Pills For A Daughter
In desperation, Stacey concocted a devious plan. She mixed a deadly cocktail of vodka and pills, then served it to her twenty-year-old daughter Ashley. The authorities would find Ashley with a suicide note, confessing to the anti-freeze murder. But Stacey’s plan backfired—because Ashley refused to die . . .
A Killer For A Mother
Charged with murdering her second husband—and attempting to kill her oldest daughter—Stacey Castor sparked a media frenzy. But when police dug up her first husband’s grave—and found anti-freeze in his body, too—this New York housewife earned a nickname that would follow her all the way to prison. They called her “The Black Widow.” And with good reason.
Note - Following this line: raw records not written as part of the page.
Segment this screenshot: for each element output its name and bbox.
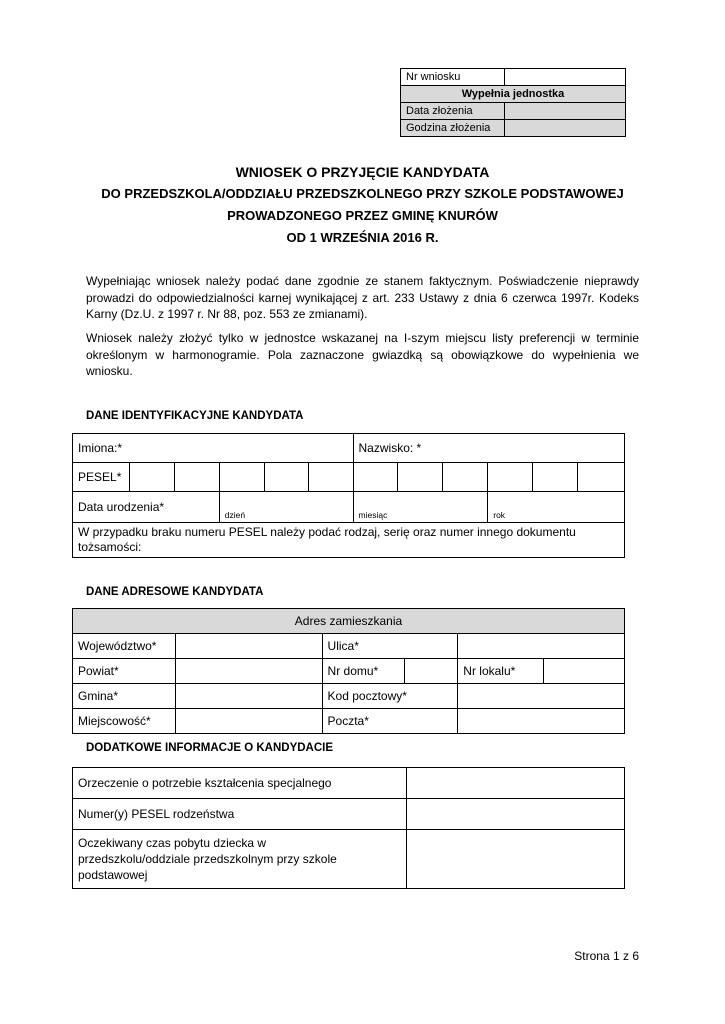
identity-document-field[interactable] [73,523,625,558]
first-names-field[interactable] [73,434,354,463]
birth-day-label: dzień [224,510,246,520]
birth-day-field[interactable] [219,492,353,523]
stay-time-label-line: Oczekiwany czas pobytu dziecka w [78,836,267,850]
residence-address-header: Adres zamieszkania [73,609,625,634]
pesel-digit-box[interactable] [398,463,443,492]
no-pesel-note: W przypadku braku numeru PESEL należy podać rodzaj, serię oraz numer innego dokumentu tożsamości: [78,525,576,554]
special-needs-field[interactable] [407,768,625,799]
town-label: Miejscowość* [73,709,176,734]
special-needs-label: Orzeczenie o potrzebie kształcenia specjalnego [73,768,407,799]
town-field[interactable] [175,709,322,734]
document-subtitle-line-1: DO PRZEDSZKOLA/ODDZIAŁU PRZEDSZKOLNEGO PRZY SZKOLE PODSTAWOWEJ [101,186,624,201]
document-title: WNIOSEK O PRZYJĘCIE KANDYDATA [235,164,490,180]
extra-info-table [72,767,625,889]
address-table [72,608,625,734]
commune-label: Gmina* [73,684,176,709]
first-names-label: Imiona:* [78,441,123,455]
pesel-digit-box[interactable] [353,463,398,492]
pesel-digit-box[interactable] [264,463,308,492]
document-subtitle-line-2: PROWADZONEGO PRZEZ GMINĘ KNURÓW [227,208,498,223]
siblings-pesel-label: Numer(y) PESEL rodzeństwa [73,799,407,830]
extra-info-section-heading: DODATKOWE INFORMACJE O KANDYDACIE [86,742,334,754]
street-label: Ulica* [322,634,458,659]
address-section-heading: DANE ADRESOWE KANDYDATA [86,586,264,598]
document-subtitle-line-3: OD 1 WRZEŚNIA 2016 R. [286,230,439,245]
office-use-header: Wypełnia jednostka [401,86,626,103]
page-number: Strona 1 z 6 [574,949,639,963]
postal-code-field[interactable] [458,684,625,709]
pesel-digit-box[interactable] [129,463,174,492]
house-number-label: Nr domu* [322,659,405,684]
birth-month-label: miesiąc [358,510,388,520]
birth-month-field[interactable] [353,492,488,523]
siblings-pesel-field[interactable] [407,799,625,830]
birth-year-field[interactable] [488,492,625,523]
request-number-label: Nr wniosku [401,69,505,86]
street-field[interactable] [458,634,625,659]
pesel-label: PESEL* [73,463,130,492]
voivodeship-label: Województwo* [73,634,176,659]
county-label: Powiat* [73,659,176,684]
pesel-digit-box[interactable] [578,463,625,492]
identity-section-heading: DANE IDENTYFIKACYJNE KANDYDATA [86,410,304,422]
pesel-digit-box[interactable] [443,463,488,492]
intro-paragraph-2: Wniosek należy złożyć tylko w jednostce wskazanej na I-szym miejscu listy preferencji w terminie określonym w harmonogramie. Pola zaznaczone gwiazdką są obowiązkowe do wypełnienia we wniosku. [86,331,639,378]
intro-paragraph-1: Wypełniając wniosek należy podać dane zgodnie ze stanem faktycznym. Poświadczenie nieprawdy prowadzi do odpowiedzialności karnej wynikającej z art. 233 Ustawy z dnia 6 czerwca 1997r. Kodeks Karny (Dz.U. z 1997 r. Nr 88, poz. 553 ze zmianami). [86,274,639,321]
postal-code-label: Kod pocztowy* [322,684,458,709]
surname-field[interactable] [353,434,624,463]
flat-number-field[interactable] [544,659,625,684]
request-number-field[interactable] [504,69,625,86]
post-office-field[interactable] [458,709,625,734]
stay-time-field[interactable] [407,830,625,889]
birth-date-label: Data urodzenia* [73,492,220,523]
submit-time-label: Godzina złożenia [401,120,505,137]
submit-date-field[interactable] [504,103,625,120]
pesel-digit-box[interactable] [308,463,353,492]
pesel-digit-box[interactable] [488,463,533,492]
post-office-label: Poczta* [322,709,458,734]
stay-time-label [73,830,407,889]
pesel-digit-box[interactable] [174,463,219,492]
pesel-digit-box[interactable] [219,463,264,492]
stay-time-label-line: przedszkolu/oddziale przedszkolnym przy szkole [78,852,337,866]
submit-time-field[interactable] [504,120,625,137]
surname-label: Nazwisko: * [358,441,422,455]
commune-field[interactable] [175,684,322,709]
county-field[interactable] [175,659,322,684]
voivodeship-field[interactable] [175,634,322,659]
house-number-field[interactable] [405,659,458,684]
submit-date-label: Data złożenia [401,103,505,120]
identity-table [72,433,625,558]
birth-year-label: rok [493,510,506,520]
pesel-digit-box[interactable] [533,463,578,492]
flat-number-label: Nr lokalu* [458,659,544,684]
stay-time-label-line: podstawowej [78,868,148,882]
office-use-table [400,68,626,137]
The story that inspired the Lifetime film, Poisoned Love: The Stacey Castor Story, starring Nia Vardalos.
Case Featured On 20/20
Includes Sixteen Pages of Shocking Photos
PUBLISHERS WEEKLY
Stacey Castor had everything: two loving daughters and a great husband. One morning, she called the police from her office. Her husband David been suicidal, and now he'd apparently locked himself in their bathroom. When police arrived at the house, they found him beside a bottle of antifreeze, dead. Though it did appear to be a case of suicide, police became suspicious that David was murdered. Further investigating showed that Stacy's former husband may have also been murdered. As the investigation dragged on, Stacey's daughter, Ashley, fell ill after drinking heavily with her mom; she'd been poisoned, but she didn't die, and Stacey was convicted of murdering David, attempting to murder Ashley, and forging a suicide note wherein Ashley took the blame for killing both of her mother's husbands. Veteran true crime scribe Benson (Betrayal in Blood) does best when he sticks to the facts, especially in a case as sensational as this. Stacey's behavior, demonstrating a chilling lack of remorse and a startling methodology, needs no adornment, and Benson's editorializing (particularly his personification of her drive to kill as "It") detracts from the story's impact.